第3話 送り人の孫

 留人を山下のばぁさんに戻し、事後処理を全て松森に投げた恐山は、鎖帷子のまま自宅に帰った。恐山家の自宅は築100年超の古民家であり、その荘厳な佇まいは、この集落を鎮護する役を担う恐山家の精神を体現しているかのようだった。


 玄関に入るや否や、頭からすっぽり被った鎖帷子を脱ぎ捨てる。強靭な肉体を持つ恐山とはいえ、多少は疲労していた。ジャラジャラ、と石畳の玄関に古びた鎖が広がる。そのままブーツも脱がずに玄関に腰かけ、ライター片手にゆっくり一服していると、居間の方からガラガラピシャンと乱暴な音が響いた。数日前に滑車を代えたばかりの立て付けが滑らかすぎるガラス戸を、力任せに開ける音だった。ドタドタと大きな足音もそれに続いてくる。


「おかえりー、つかゾンビ殺しに行くなら言ってよ!」


ゾンビ、若者言葉で言う留人の事を是非見たかったと悔しがるその若い声。それを無視して、タバコの煙を見つめたまま振り向きもしない恐山の後ろ姿に、尚もこの声は、次こそ僕も現場に連れて行ってくれと何度もぶうたれる。恐山は、おうおうと生返事をし、タバコをくわえたまんま無造作にブーツを脱ぎ捨てて、やっと声の主の方へと振り向いた。


「はぁ今度は絶対だからな爺ちゃん、あと朝飯出来てるから食べなよ。」


恐山を爺ちゃんと呼ぶその若者は、そう言ってから、だから洗濯は全て任せた、とちゃっかり付け加えた。肩にかかるくらいの金髪は、根元から元の綺麗な黒色に戻ろうとしている。寝巻き代わりなのか、黒と赤のツートーンでダボっとした服装をしている。金と黒と赤で目がちかちかする、と恐山は思っていた。最近は、街ではああいうのが流行っているのだろうか。山から出た事のない年寄りには分からなかった。その身体は、服装とは対照的に、恐山の血が混じっているとは思えない程ヒョロっと細長く、その白い肌と切れ長な目と相まって、一層頼りなさげに見えた。

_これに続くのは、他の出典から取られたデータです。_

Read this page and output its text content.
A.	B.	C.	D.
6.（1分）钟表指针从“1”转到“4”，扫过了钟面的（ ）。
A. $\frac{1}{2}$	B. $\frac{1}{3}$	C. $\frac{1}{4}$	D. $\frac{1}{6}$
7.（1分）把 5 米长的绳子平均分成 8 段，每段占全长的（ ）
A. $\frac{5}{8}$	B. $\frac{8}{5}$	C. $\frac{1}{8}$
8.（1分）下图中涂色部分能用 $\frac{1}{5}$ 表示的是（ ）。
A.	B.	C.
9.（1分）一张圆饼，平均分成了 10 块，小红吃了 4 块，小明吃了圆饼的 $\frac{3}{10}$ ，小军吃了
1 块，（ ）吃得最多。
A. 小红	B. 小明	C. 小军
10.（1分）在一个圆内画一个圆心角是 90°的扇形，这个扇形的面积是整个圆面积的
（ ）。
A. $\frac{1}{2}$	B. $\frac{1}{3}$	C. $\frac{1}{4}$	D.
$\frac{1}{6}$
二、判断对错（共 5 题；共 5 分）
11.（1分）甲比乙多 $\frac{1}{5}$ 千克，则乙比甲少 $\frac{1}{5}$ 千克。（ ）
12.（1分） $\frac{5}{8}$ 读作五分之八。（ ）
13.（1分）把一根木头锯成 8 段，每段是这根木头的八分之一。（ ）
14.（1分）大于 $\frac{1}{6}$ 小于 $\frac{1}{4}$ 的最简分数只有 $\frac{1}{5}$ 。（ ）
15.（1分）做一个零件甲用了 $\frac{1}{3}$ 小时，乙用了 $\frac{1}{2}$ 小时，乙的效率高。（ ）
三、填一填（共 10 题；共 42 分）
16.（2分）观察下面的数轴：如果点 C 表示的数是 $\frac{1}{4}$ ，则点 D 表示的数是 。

ついでに風呂掃除も任せたから、等と調子の良いことを言う孫に、今度は思わず笑顔になった恐山は、ばかたれ、とだけ返した。昔気質で言葉足らずの祖父に、その孫はやれやれとでも言いたげに首を振る。そして、そのまま祖父と入れ違いに玄関の石畳の上へ、靴下のまま降りた。どこから聞きつけてきたのか、今から山下のばぁさんの家の様子を見てくるとだけ言って、半分潰した靴を引っ掛け外に出て行こうとする。


「おい、ケイ」


今まさに玄関から半身を乗り出そうとする孫に、やっと恐山は自分から声をかけた。振り向いた表情には、きっと何か年寄りに小言でも言われるんじゃないかと言いたげな、さも面倒くさそうな色が浮かんでいた。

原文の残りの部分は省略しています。